We came across quite a few satisfied buyers in our S-Cross ownership survey, but some owners had problems too. One experienced the engine cutting out completely (twice) on the move in a 1.4 Boosterjet variant. Reports of crunchy-selecting 1st and 2nd gears on manual models were frequent. And quite a few electrical issues were reported. In one case, lights were coming on and off. In another, there was an issue with the electric window motors. The camera safety kit sometimes came on for no reason in some cars - and didn't function properly in others. There were several reports of the stop/start system not working properly. And quite a few owners felt the sat nav didn't work properly. One owner had a problem with the Hill Start Assist not working. Otherwise, there shouldn't be too much to worry about. Look out for the usual scratched alloy wheels and signs of child damage in the back. And favour cars that have a properly stamped-up service history.

Replacement Parts

(approx prices based on a 2020 SX4 S-Cross Hybrid 1.4 Boosterjet petrol ex VAT) An oil filter costs around £4-£6. An air filter is around £6-£12. Rear brake pads sit in the £28 to £59 bracket for a set but you could pay in the £25 to £57 bracket for front pads. Rear brake discs sits in the £60-£75 bracket; front discs sit in the £30-£95 bracket. You'll pay around £10 for a thermostat and a water pump will sit in the £90 bracket. Wiper blades cost between £10 and £12.

On the Road

You may be familiar with the way that mild hybrid engines work but just in case not, here's a quick re-cap. Basically, energy that would otherwise be lost when braking or cruising off-throttle is harvested via a kinetic energy recovery system and sent to a small lithium-ion battery that here has been placed beneath the front passenger seat. This is used to drive a belt-driven 'ISG' unit (an 'Integrated Starter/Generator') and power the engine's stop/start system. Suzuki's old 12-volt mild hybrid package didn't do a lot more than that but this improved 48-volt set-up can also deliver a couple of other important benefits. The first is something quite unusual amongst current mild hybrids - the ability for this Suzuki to idle and even coast on full-electric power, though only below 10mph.
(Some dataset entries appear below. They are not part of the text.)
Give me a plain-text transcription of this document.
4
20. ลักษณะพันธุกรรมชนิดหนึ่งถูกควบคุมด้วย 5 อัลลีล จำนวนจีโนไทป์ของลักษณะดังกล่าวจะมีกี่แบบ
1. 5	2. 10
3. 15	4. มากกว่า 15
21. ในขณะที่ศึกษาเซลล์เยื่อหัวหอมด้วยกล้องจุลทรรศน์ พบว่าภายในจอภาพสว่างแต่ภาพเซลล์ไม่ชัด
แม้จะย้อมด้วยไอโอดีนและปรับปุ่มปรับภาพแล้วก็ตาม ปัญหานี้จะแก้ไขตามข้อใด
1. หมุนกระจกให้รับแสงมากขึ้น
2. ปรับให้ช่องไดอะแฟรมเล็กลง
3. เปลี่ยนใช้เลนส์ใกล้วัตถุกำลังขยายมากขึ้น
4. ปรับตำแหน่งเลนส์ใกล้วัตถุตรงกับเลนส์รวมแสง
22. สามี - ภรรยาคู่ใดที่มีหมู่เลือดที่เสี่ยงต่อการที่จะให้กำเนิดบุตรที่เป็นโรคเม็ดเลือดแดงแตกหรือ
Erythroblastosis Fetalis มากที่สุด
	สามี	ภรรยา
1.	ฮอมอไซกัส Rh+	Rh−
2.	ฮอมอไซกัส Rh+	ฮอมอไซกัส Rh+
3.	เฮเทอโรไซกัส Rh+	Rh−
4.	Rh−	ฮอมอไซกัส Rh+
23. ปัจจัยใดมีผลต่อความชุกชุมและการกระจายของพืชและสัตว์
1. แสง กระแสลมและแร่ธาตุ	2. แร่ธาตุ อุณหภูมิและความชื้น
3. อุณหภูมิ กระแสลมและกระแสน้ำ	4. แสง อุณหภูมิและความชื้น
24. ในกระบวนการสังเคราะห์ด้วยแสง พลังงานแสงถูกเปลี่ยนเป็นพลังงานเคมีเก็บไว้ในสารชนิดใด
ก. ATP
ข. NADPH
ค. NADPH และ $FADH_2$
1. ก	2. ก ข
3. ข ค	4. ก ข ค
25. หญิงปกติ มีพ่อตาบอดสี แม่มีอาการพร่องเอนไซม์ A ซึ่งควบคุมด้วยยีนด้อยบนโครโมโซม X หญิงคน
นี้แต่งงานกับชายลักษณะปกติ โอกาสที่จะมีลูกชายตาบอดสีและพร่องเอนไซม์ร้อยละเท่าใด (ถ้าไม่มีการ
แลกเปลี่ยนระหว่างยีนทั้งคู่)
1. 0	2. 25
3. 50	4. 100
The other fresh benefit here was something that by 2020 was supposed to be quite common amongst mild hybrid models - the ability to 'torque-fill' under acceleration to compensate for turbo lag. Which is just as well because this S-Cross Hybrid's 'K14D'-series 1.4-litre Boosterjet petrol engine in this form had less power than the unit of the same size it replaced (127bhp rather than 138bhp), plus the car's electrified tech added 65kgs of extra weight (in the case of the ALLGRIP 4WD version). But there this Hybrid version had more torque (up from 230 to 235Nm). The 62mph sprint takes 10.2s en route to 118mph. There was no longer an auto gearbox option. And that proper lockable ALLGRIP 4WD system was optional on the top-spec 'SZ5' variant.


The prominent 'Hybrid' badging here might lead you to expect more efficiency benefits than are actually delivered. Suzuki's previous 12-volt mild hybrid technology certainly sometimes left you with that feeling. This S-Cross model's 48-volt mild hybrid set-up was an improvement on that previous SHVS system but its effect on everyday running costs, though welcome, was still somewhat marginal.

But every little helps and the 48-volt tech was certainly a step forward here in the way it better assisted with pulling power and allowed for fully electrified progress below 10mph. It gave this car an extra selling point - and that's never a bad thing.